- Oops!Something went wrong.Please try again later.
Dr. Richard Lapchick estimates he speaks at 25 colleges and universities each year. As the director of the Institute for Diversity and Ethics in Sport at the University of Central Florida, he said his visits follow a familiar pattern that reveal hidden frustrations on campus.
He is picked up at the airport by the highest-ranking person of color — or sometimes a woman — at the school. He listens as they tell him how much they love the school and how great the host city is for raising a family.
But by the end of the trip, the same person who picked him up is often now asking for help finding a way out of the university, where they don’t see opportunities for advancement.
College athletics exemplifies the frustration Black sports professionals feel when trying to climb the ladder of success in that field.
Attitudes are changing slowly, but Lapchick said there’s a faster path forward — and it starts with athlete activism.
He calls it a social reckoning, those times when college and professional athletes have used their voices in ways that have made a difference.

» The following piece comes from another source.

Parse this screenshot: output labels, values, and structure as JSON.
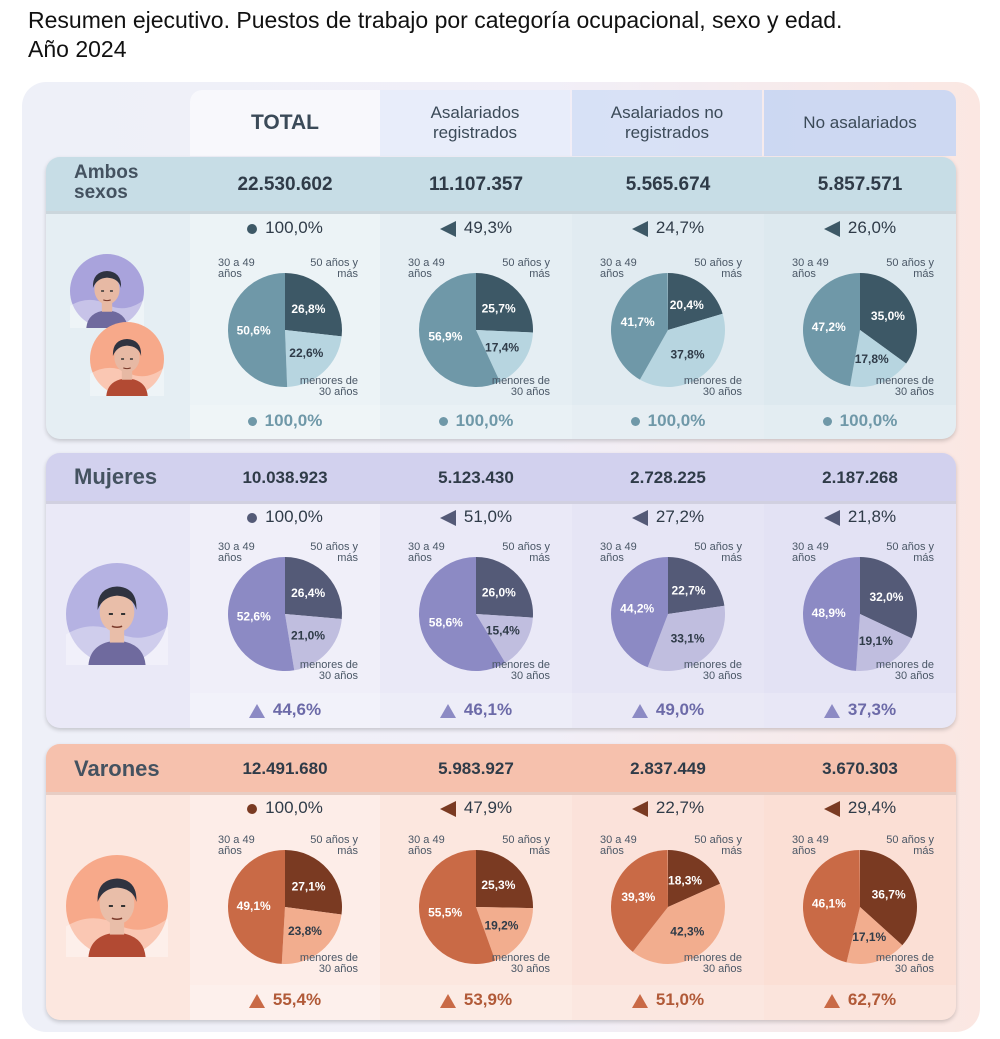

“When those voices turn inward…it will impact those hires,” Lapchick said.
According to NCAA figures from 2019, the latest year numbers are available, 9% of athletic directors were Black at Division I schools that are not historically Black colleges and universities.
One challenge for Blacks landing top-level administrative or management jobs is that hiring managers often choose people they know or those recommended by somebody in their professional network.
Getting inside that network is the first step but not the most challenging one, said Eric Coleman, senior associate athletic director for academics and student development at Florida Atlantic University.
Coleman, who has been an an academic counselor since 2007 and aspires to be a Division 1 athletic director, said Blacks are hired by colleges in academic or student services because their ability to relate to Black athletes helps the school improve its academic progress rate — the measure used to ensure college athletes are also performing academically.
“But then we kind of get stuck here,” he said. “They don’t look at us as viable options to become athletic directors.”
Coleman said many Blacks look to Division II and Division III schools, the lower tiers of college athletics, to get athletic director jobs.
Renae Myles Payne, the University of Miami’s senior associate athletic director and chief diversity officer, said when hiring top-level people, universities look to those with experience in the three Fs – fund-raising, finance and football.
Myles Payne recently attended a meeting of 130 athletic directors, who developed 10 things schools can do immediately to improve diversity and inclusion. One idea is tethering financial incentives to institutions that make diverse hires.
UM is head of the curve in that respect with four Black administrators, including Myles Payne, on the senior athletics staff. Oklahoma, according to Myles Payne, is the only other major school with more than two Black administrators.
Blacks, despite being qualified, aren’t usually promoted to leadership positions.
“At the college level, I think every top position is egregiously represented by women and people of color,” said Lapchick, who is also president for the Institute for Sport and Social Justice.
Progress has been made at the professional level of sports.
Lapchick said numerous leagues have requested race and gender report cards, including the National Hockey League and NASCAR. He said the pros are ahead of colleges when it comes to inclusion, especially at the upper levels.
In 2019, South Florida was a picture of opportunity for Black decision-makers in professional sports. Chris Grier was serving as the Miami Dolphins’ general manager, Brian Flores was the Dolphins’ coach, and Michael Hill was serving as the Marlins’ general manager.
In November 2020, the Florida Panthers hired Brett Peterson as their assistant general manager, the first to hold that title in the National Hockey League.
Those aren’t normal situations, however.
Like Lapchick, Myles Payne believes voices of young athletes might be the key for building Black leaders in college athletics.
“I am encouraged by the student-athlete voice being more pronounced,” Myles Payne said. “They’re going to be sort of like that human shield for the people of color that are working in athletic departments now because they’re going to say, ‘No, we want a Black mental health counselor because we need someone who can talk to us about these microaggressions that I’m dealing with every day in my classroom or when I walk to class.’ So they’re being very specific.”
Ultimately, Lapchick said, the change in hiring practices won’t come until those in charge are as willing to hire Blacks as whites.
“It’s not just about changing the numbers,” he said, “it’s about changing the climate.”